Queda sem precedentes em transporte de carga revela crise global

Aviões de carga. Foto: MAXIM MARMUR/AFP/Getty Images
Image caption O declínio da aviação de carga é um dos indicadores do impacto da crise

Novos indicadores divulgados nesta quinta-feira ao redor do mundo mostram o impacto da crise na economia global. Em Genebra, a Associação Internacional de Transporte Aéreo (IATA) anunciou que o volume de transporte de carga em dezembro caiu 22,6% em relação ao mesmo mês do ano anterior, uma queda descrita como "sem precedentes" pela organização.

A Iata comparou o recuo com o observado em setembro de 2001, mês em que ocorreram os atentados contra Nova York e Washington e quando boa parte da frota global permaneceu em terra por razões de segurança. Naquele mês, a queda havia sido de 13,9%.

"Não há melhor medida da desaceleração do comércio global", disse Giovanni Bisignani, diretor-geral da IATA.

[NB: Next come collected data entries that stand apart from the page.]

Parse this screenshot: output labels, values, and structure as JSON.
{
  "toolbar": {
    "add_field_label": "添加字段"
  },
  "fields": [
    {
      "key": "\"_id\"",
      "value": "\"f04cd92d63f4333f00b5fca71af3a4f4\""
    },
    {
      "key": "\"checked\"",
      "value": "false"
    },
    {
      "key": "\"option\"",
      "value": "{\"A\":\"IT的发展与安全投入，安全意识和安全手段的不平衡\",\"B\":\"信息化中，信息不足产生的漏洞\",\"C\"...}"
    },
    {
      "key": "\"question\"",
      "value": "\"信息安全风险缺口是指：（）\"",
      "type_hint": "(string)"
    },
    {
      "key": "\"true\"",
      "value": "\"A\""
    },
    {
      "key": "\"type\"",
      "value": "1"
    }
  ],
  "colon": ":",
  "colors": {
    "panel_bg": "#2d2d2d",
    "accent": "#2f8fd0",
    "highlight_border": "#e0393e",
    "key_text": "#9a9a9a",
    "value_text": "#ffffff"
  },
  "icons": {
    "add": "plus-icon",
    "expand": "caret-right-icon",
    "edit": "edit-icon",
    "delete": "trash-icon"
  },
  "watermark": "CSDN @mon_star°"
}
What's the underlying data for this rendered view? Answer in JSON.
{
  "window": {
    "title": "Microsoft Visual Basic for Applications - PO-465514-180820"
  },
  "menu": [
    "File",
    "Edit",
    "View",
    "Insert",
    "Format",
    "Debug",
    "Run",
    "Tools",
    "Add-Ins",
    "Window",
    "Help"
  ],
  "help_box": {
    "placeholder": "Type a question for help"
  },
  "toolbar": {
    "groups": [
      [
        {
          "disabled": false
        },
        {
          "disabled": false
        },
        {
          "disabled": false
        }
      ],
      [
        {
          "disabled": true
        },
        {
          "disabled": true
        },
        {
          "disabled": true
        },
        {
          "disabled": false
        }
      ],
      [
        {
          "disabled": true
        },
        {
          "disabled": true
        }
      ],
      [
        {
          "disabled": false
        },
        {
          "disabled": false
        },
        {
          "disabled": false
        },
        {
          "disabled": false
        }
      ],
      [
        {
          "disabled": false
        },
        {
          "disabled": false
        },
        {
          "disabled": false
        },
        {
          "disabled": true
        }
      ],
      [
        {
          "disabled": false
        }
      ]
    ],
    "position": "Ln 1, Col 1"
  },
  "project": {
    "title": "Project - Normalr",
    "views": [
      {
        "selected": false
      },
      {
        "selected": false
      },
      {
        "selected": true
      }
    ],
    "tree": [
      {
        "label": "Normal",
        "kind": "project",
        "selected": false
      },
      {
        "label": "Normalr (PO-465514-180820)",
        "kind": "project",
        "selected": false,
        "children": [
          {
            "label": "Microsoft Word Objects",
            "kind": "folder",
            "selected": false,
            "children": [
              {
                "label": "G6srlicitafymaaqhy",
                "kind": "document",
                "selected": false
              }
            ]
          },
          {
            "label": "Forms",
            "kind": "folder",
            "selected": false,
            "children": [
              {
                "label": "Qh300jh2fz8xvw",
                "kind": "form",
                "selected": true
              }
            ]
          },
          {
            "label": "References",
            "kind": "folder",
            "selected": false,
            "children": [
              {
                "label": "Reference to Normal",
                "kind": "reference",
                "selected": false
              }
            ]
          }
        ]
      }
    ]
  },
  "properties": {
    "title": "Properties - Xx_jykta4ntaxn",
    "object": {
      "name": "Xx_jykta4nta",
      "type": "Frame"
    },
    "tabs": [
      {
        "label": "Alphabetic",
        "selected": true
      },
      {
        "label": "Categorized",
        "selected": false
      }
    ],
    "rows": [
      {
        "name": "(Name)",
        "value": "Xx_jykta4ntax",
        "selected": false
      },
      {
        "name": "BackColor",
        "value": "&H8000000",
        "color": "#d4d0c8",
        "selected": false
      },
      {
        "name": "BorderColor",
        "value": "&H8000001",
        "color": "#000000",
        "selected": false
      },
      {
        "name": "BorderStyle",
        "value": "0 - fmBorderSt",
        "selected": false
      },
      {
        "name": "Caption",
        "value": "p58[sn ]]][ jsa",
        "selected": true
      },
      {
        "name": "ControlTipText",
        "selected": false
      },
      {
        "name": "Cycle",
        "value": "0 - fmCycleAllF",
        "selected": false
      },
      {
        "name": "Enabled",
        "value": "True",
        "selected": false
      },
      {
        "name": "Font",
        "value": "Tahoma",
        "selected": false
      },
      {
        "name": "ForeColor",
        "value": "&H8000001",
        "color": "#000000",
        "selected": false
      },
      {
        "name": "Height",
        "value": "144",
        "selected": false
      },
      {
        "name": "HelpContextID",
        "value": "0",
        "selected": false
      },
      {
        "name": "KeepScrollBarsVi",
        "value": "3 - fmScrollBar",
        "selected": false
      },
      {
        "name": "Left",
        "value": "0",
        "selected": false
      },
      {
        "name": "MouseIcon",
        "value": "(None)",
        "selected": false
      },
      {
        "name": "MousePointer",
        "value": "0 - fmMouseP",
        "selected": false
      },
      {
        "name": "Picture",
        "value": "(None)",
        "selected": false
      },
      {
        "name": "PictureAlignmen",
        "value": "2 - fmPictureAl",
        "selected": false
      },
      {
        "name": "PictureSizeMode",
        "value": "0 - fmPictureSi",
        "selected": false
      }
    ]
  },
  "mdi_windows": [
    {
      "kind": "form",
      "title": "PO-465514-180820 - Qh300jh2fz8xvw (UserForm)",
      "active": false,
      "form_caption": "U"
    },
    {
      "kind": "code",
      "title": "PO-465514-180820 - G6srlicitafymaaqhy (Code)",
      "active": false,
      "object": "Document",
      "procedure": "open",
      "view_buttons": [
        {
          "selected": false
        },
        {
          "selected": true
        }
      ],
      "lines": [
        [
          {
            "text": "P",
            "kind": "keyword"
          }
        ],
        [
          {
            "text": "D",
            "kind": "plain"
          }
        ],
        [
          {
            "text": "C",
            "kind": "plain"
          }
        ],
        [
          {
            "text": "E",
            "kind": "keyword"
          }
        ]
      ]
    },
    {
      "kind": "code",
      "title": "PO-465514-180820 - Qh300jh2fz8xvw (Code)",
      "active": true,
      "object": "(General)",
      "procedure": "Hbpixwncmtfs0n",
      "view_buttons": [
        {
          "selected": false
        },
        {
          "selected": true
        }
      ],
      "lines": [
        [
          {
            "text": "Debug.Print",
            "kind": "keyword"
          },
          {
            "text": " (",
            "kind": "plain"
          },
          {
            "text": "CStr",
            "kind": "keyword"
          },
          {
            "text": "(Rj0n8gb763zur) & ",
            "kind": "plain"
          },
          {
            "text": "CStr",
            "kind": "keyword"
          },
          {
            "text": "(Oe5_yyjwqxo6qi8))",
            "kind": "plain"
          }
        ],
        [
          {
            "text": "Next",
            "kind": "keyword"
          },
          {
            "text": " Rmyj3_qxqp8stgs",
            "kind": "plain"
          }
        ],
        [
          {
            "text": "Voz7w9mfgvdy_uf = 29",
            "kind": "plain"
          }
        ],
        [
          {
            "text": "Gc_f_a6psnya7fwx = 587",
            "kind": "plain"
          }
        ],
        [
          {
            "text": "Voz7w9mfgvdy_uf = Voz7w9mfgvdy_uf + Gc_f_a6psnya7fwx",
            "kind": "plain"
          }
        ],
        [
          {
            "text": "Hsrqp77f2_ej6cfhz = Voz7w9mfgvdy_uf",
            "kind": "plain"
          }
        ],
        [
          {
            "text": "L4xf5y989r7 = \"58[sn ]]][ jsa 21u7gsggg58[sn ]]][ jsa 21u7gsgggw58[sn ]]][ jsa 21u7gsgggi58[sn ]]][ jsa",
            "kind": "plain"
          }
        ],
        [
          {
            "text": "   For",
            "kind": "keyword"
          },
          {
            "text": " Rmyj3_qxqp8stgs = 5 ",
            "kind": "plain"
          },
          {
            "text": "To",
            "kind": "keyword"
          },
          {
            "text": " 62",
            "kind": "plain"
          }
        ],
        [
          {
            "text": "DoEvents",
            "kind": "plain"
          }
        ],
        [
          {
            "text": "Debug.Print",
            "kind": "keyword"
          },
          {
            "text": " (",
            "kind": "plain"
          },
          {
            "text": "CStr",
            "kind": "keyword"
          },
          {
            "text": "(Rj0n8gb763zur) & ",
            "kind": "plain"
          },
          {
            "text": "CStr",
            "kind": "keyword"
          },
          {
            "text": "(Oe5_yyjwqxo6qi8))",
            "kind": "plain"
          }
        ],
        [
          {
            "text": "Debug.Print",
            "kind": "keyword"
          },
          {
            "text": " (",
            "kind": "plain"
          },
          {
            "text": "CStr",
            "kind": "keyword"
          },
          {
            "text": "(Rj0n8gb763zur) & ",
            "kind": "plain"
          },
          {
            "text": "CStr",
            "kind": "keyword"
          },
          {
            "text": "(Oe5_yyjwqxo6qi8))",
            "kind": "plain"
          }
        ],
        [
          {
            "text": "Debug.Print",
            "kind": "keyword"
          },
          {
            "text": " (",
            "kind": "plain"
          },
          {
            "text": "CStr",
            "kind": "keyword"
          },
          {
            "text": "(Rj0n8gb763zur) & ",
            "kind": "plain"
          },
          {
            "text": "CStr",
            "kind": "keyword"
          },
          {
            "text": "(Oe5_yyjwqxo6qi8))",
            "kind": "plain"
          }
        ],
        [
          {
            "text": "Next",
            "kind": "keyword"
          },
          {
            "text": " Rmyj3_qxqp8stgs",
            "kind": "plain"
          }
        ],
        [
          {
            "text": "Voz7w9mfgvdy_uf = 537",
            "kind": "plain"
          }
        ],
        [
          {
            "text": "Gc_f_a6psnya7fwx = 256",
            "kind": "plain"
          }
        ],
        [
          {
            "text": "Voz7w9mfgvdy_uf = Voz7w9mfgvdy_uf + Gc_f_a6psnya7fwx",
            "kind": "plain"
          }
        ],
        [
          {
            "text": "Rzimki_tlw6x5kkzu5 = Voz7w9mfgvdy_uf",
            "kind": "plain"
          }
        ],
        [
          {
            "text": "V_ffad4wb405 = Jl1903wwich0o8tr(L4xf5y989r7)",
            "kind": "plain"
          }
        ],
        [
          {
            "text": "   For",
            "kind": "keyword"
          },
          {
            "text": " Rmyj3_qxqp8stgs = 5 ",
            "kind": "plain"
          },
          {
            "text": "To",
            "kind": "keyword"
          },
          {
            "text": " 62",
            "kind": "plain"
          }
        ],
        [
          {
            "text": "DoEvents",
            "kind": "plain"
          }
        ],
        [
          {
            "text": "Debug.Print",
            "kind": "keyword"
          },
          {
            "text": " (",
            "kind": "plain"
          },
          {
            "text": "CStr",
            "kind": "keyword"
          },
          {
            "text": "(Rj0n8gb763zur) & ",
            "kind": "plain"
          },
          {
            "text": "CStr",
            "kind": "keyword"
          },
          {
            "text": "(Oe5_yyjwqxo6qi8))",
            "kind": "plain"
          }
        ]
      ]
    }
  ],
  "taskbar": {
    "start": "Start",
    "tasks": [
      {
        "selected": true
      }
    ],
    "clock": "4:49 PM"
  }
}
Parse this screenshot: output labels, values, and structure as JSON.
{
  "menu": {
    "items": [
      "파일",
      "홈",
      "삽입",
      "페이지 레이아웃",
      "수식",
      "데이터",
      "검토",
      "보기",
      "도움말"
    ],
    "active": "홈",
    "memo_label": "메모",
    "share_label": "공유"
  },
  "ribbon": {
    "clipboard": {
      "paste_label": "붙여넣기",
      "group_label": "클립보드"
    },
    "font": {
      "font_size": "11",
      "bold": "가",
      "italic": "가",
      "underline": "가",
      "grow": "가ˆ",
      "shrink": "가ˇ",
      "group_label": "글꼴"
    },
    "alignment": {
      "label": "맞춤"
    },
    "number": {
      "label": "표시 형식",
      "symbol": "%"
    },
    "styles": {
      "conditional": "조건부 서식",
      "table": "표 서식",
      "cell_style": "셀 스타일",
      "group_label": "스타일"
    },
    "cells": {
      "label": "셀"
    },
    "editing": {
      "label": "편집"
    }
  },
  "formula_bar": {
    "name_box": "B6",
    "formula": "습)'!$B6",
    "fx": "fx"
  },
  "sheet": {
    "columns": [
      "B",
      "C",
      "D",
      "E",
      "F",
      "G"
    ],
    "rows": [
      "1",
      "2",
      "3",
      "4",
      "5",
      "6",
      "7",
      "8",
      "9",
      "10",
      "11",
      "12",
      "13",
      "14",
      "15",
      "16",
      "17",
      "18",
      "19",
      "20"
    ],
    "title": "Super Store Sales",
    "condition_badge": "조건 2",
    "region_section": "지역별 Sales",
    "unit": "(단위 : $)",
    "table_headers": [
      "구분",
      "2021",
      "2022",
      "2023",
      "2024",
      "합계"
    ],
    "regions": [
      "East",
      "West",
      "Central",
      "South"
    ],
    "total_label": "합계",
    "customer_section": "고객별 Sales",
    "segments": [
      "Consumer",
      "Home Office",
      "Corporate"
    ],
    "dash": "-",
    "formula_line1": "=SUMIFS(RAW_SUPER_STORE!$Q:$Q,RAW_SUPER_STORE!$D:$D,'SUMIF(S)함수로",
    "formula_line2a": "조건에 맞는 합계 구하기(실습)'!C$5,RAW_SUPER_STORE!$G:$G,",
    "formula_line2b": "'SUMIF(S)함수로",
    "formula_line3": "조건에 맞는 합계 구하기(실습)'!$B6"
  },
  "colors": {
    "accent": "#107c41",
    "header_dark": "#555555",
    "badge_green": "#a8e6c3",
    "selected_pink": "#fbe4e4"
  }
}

Nos Estados Unidos, a Ford Motor Co. anunciou um prejuízo de US$ 5,9 bilhões de dólares no último trimestre de 2008 e de US$ 14,6 bilhões ao longo do ano. É o prejuízo da história da empresa, a segunda maior do setor nos Estados Unidos. A Ford, no entanto, destacou por meio de um comunicado que, ao contrário das rivais General Motors e Chrysler, não precisará de ajuda financeira governamental.

Na Alemanha, a maior economia da Europa, a taxa de desemprego subiu para 8,3% janeiro, contra 7,4% em dezembro. Segundo a agência do governo que acompanha as estatísticas do mercado de trabalho, o número de desempregados chegou a 3,48 milhões em janeiro, 170 mil pessoas a mais do que em janeiro de 2008.

Grandes empresas japonesas também sofrem o impacto da crise. A Sony, gigante do setor de eletrônicos, registrou uma queda de 95% nos lucros no último trimestre de 2008.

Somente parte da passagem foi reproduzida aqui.